By Catherine S Valente /Manila Times
Two members of President Rodrigo Duterte’s cabinet and at least 200 other government officials are being investigated for alleged corruption, the Presidential Anti-Corruption Commission (PACC) said yesterday.
PACC Commissioner Greco Belgica vowed to show “no-mercy” in the commission’s campaign to curb corruption.
Belgica said the investigations were prompted by complaints received by the commission early this year.
“Complaints have been filed so we are duty bound to investigate. They are secretaries, two of them, cabinet rank,” he said in a news briefing in Malacanang.
But he declined to identify the cabinet officials, emphasising that the existence of complaints does not mean the two secretaries are guilty of corruption.
“The investigation doesn’t mean they’re already guilty. So it’s unfair to mention them and make them appear corrupt…Just because a case was filed against you doesn’t mean you’re already guilty,” Belgica said.
He added the concerned officials were accused of violating Republic Act 3019 or the “Anti-Graft and Corrupt Practices Act” in February.
“It’s not bribery,” the PACC official said, without giving other details.
The officials have been co-operative with the PACC’s probe, which he said was nearing completion.
He said the findings would be submitted to President Duterte and the Office of the Ombudsman.
“Our investigation cannot be revealed to the public until it has been submitted to the president. The president decides on it and then it can be opened to the public,” Belgica told reporters.
He said Transportation Secretary Arthur Tugade has offered to be placed under lifestyle check, and expressed hope other cabinet officials would do the same.
“He offered to be the first. He offered to open his bank accounts. King Arthur is really different,” he said.
Belgica added that it would also be “honourable” for other cabinet members and officials in the executive branch to volunteer to undergo a lifestyle check.
“I’m not forcing them; it’s their choice. If they do that, that will be honourable,” he said.
“It’s good if everyone will volunteer so we will have moral ascendancy in governance,” Belgica added.
Aside from the two cabinet secretaries, 200 government officials will also be subjected to lifestyle checks, including those from the Department of Environment and Natural Resources, Department of Public Works and Highways and Bureau of Internal Revenue.
The three government agencies, Belgica said, have been the subject of the most number of corruption complaints filed before the PACC.
“Let it be known that we will show no mercy against corrupt officials. We will file cases, we will make them go through the process,” he said.

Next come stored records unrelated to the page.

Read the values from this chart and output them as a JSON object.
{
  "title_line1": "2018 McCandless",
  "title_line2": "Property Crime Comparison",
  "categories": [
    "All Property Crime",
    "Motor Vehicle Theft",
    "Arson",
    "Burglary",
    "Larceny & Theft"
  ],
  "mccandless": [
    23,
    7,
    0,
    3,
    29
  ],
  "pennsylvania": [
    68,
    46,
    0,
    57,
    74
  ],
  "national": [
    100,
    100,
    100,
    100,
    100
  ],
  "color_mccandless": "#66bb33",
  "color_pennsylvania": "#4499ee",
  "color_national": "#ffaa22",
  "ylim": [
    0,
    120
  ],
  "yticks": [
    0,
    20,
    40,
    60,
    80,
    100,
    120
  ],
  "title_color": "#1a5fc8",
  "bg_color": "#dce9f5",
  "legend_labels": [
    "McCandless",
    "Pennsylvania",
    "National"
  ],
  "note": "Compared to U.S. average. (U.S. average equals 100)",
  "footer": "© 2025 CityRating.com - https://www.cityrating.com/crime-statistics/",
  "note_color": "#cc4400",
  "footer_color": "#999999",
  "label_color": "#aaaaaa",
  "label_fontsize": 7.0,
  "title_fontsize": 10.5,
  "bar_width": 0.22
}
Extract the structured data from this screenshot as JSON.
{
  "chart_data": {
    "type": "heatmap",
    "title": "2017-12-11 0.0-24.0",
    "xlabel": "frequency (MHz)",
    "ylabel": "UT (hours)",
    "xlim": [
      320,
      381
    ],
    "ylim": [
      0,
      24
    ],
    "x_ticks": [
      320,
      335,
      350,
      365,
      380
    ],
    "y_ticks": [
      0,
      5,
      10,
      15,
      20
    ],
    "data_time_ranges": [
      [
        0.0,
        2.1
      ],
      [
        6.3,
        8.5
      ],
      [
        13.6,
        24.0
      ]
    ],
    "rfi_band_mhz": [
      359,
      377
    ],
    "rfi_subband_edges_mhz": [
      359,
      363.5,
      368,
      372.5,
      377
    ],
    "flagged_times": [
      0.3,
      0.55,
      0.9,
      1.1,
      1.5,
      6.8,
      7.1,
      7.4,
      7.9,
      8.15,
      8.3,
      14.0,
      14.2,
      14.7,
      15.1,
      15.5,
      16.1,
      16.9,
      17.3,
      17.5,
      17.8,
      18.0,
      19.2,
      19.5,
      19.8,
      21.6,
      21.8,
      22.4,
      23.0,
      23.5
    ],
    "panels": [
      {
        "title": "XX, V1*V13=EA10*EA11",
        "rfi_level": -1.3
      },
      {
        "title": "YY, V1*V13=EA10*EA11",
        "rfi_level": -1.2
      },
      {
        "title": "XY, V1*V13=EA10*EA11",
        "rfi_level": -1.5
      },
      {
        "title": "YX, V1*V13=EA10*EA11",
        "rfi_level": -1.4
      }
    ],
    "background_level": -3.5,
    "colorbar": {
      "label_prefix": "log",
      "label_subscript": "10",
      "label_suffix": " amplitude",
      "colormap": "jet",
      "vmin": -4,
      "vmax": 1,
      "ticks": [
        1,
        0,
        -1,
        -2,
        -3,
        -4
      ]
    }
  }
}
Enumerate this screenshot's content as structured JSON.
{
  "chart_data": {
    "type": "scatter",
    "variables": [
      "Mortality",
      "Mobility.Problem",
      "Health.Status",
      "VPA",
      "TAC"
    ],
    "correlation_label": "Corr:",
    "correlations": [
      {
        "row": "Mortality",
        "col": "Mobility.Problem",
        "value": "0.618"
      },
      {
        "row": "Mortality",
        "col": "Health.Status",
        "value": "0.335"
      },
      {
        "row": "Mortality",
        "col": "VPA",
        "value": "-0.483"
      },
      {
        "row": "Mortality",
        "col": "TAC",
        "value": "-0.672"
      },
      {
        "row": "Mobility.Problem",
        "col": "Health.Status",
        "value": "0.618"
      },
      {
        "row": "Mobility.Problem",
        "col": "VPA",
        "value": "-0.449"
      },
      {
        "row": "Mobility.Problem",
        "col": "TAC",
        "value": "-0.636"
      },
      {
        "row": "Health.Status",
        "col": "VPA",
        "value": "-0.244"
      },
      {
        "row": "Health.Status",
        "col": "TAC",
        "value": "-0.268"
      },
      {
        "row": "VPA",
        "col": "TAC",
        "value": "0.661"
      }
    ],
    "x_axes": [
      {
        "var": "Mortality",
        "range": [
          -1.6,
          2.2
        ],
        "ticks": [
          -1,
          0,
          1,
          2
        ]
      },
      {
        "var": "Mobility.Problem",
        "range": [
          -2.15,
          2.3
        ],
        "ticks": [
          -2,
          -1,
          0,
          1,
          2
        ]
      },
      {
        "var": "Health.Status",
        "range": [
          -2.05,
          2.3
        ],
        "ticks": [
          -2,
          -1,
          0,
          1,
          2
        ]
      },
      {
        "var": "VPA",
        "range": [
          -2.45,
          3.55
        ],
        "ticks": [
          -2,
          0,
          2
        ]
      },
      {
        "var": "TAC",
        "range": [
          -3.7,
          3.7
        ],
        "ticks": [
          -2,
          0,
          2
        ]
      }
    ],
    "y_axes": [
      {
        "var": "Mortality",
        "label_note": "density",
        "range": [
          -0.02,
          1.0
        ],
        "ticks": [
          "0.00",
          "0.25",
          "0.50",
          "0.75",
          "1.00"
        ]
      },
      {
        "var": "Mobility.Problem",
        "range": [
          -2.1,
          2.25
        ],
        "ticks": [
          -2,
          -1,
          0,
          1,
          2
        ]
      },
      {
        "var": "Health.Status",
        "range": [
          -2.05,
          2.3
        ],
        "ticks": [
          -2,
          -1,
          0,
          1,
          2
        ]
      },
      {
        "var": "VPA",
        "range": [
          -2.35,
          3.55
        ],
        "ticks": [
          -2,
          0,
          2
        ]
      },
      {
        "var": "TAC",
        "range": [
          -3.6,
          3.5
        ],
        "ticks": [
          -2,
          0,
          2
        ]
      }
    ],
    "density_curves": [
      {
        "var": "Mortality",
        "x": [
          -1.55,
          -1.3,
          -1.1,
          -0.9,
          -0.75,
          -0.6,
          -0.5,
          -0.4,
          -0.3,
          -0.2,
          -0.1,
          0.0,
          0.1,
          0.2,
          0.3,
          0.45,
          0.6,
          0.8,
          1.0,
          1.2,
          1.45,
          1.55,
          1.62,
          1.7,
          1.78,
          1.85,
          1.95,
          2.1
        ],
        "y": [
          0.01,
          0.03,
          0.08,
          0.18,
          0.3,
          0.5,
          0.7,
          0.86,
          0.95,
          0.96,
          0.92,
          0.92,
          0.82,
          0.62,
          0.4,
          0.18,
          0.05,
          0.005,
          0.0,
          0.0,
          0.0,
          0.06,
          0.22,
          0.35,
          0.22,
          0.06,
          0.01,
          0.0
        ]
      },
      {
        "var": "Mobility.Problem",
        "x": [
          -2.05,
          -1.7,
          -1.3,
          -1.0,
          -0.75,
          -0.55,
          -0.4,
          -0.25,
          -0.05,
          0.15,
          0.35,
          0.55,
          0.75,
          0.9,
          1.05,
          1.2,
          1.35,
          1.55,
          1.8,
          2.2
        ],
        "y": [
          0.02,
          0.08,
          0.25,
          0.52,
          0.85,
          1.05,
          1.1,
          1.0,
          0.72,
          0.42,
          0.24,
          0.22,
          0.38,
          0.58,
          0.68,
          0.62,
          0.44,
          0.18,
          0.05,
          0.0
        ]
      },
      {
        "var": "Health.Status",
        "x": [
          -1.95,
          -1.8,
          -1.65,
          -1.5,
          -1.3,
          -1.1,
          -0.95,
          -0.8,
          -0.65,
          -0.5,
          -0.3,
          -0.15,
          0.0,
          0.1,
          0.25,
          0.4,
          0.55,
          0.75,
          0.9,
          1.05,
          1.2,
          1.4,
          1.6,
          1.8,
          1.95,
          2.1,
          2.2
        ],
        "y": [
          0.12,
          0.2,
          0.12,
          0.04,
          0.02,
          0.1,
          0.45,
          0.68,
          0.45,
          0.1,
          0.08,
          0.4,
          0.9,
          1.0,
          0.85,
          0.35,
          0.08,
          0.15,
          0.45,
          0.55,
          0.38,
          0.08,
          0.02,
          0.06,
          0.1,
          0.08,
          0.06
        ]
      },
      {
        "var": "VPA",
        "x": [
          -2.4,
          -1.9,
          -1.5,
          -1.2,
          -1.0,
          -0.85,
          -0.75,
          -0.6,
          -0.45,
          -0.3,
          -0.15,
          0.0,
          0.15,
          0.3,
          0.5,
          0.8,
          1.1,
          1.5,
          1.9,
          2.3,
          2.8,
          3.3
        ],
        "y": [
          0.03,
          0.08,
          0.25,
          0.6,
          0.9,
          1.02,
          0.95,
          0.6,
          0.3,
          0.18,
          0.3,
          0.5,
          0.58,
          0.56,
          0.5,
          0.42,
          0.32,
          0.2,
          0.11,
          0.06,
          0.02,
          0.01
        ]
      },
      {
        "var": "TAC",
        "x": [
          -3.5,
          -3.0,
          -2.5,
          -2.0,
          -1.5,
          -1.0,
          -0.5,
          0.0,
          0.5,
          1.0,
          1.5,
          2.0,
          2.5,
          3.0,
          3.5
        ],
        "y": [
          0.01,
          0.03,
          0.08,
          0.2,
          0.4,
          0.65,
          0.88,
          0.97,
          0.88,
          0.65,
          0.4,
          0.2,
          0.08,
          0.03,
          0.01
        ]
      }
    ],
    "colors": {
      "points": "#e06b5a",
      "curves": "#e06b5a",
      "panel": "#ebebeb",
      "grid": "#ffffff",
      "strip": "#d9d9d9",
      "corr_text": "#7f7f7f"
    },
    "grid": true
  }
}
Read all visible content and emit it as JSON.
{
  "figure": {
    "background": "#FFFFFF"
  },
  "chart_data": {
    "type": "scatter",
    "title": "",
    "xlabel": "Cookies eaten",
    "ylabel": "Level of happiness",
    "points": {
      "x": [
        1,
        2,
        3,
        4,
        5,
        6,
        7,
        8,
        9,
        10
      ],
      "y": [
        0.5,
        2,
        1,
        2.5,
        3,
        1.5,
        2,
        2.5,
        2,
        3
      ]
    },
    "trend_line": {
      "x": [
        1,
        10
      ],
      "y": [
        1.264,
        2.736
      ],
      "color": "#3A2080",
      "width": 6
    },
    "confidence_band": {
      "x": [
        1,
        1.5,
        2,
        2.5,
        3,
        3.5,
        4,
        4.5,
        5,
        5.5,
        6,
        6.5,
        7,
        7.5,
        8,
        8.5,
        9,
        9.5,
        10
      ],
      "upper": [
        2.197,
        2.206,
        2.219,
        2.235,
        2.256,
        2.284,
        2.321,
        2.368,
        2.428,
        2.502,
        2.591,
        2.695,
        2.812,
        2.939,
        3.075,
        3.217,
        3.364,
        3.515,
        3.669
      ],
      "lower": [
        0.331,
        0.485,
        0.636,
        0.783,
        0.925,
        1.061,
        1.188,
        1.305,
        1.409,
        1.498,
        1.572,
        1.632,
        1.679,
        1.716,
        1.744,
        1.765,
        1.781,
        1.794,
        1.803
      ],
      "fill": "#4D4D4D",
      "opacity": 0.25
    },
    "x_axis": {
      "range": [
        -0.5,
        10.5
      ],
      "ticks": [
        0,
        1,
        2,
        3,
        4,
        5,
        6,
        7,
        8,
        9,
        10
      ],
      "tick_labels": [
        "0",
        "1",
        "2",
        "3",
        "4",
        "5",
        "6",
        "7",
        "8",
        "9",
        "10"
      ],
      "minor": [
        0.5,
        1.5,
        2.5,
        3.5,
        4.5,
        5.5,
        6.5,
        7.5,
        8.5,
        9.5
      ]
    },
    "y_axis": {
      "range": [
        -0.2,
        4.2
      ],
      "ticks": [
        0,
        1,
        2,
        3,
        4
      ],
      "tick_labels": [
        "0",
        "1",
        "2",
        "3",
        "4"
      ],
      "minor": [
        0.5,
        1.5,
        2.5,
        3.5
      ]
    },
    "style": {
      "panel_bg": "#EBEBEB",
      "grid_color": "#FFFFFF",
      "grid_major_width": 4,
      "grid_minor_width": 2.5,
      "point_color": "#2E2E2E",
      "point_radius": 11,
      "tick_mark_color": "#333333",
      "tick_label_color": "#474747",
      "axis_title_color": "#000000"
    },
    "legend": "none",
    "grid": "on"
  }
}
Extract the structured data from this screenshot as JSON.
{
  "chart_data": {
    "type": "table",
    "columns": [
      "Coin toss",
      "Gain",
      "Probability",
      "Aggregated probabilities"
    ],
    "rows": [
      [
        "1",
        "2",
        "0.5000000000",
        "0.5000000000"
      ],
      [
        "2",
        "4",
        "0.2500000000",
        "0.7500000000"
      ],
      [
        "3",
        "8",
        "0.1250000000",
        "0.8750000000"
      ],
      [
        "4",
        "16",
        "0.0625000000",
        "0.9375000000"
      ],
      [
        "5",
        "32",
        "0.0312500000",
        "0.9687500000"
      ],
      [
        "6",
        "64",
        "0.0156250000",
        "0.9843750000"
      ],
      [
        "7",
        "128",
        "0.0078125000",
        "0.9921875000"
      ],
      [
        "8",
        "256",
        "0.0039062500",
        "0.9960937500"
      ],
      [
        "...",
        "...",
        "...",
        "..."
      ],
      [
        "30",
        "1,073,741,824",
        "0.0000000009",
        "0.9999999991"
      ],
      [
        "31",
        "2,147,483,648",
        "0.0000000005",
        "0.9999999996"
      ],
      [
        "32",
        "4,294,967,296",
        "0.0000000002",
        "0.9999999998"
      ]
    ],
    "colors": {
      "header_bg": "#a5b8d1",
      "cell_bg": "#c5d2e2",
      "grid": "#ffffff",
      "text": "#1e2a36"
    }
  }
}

“At the same time, we will recognise and acknowledge offices and agencies that are really working very hard and meeting the target of the president for us to give a better/comfortable life for our people,” he added.
Meanwhile, Belgica said a total of 2,500 complaints have been submitted to the PACC, of which 1,000 were “acted upon.”
Some 1,200 cases, however, presented no evidence, he added.
“We are evidence-based… If the officer denies it and we don’t have evidence, then case is closed,” Belgica said.
To better respond to citizens’ complaints on corruption and red tape, the PACC has formed a “super response team” with the Anti-Red Tape Authority (ARTA) and the 8888 complaint centre.
The ARTA is headed by Belgica’s brother, Jeremiah Belgica.
“We have all now come together to receive reports against corruption, red tape and to address the concerns and hold accountable erring officials,” Belgica said.
“So with ARTA, the agencies and people that do not respond will be investigated and if evidence warrant, cases will be filed against them. This is a co-ordination meeting that we did with the PNP (Philippine National Police) that I will discuss in a while,” he added.
The PACC, created by the president in 2017, is authorised to conduct an investigation on alleged corruption involving officials in the executive branch.
It can recommend the filing of complaints against officials before the Office of the Ombudsman.
Belgica also vowed to complete its “lifestyle check” on former and current officials of the Philippine Charity Sweepstakes Office (PCSO) by November.
Some 15 top officials of the PCSO were being investigated, including 10 named by the president, who flagged alleged “massive corruption” in the agency.
“Two to three months (we will complete the lifestyle check); PCSO probe will be finished first,” Belgica said.
Among those being investigated, he added, were former PCSO general manager Alexander Balutan and incumbent board member Sandra Cam.
Board members were included in the probe because they supposedly created policies that allowed corruption to thrive in the agency.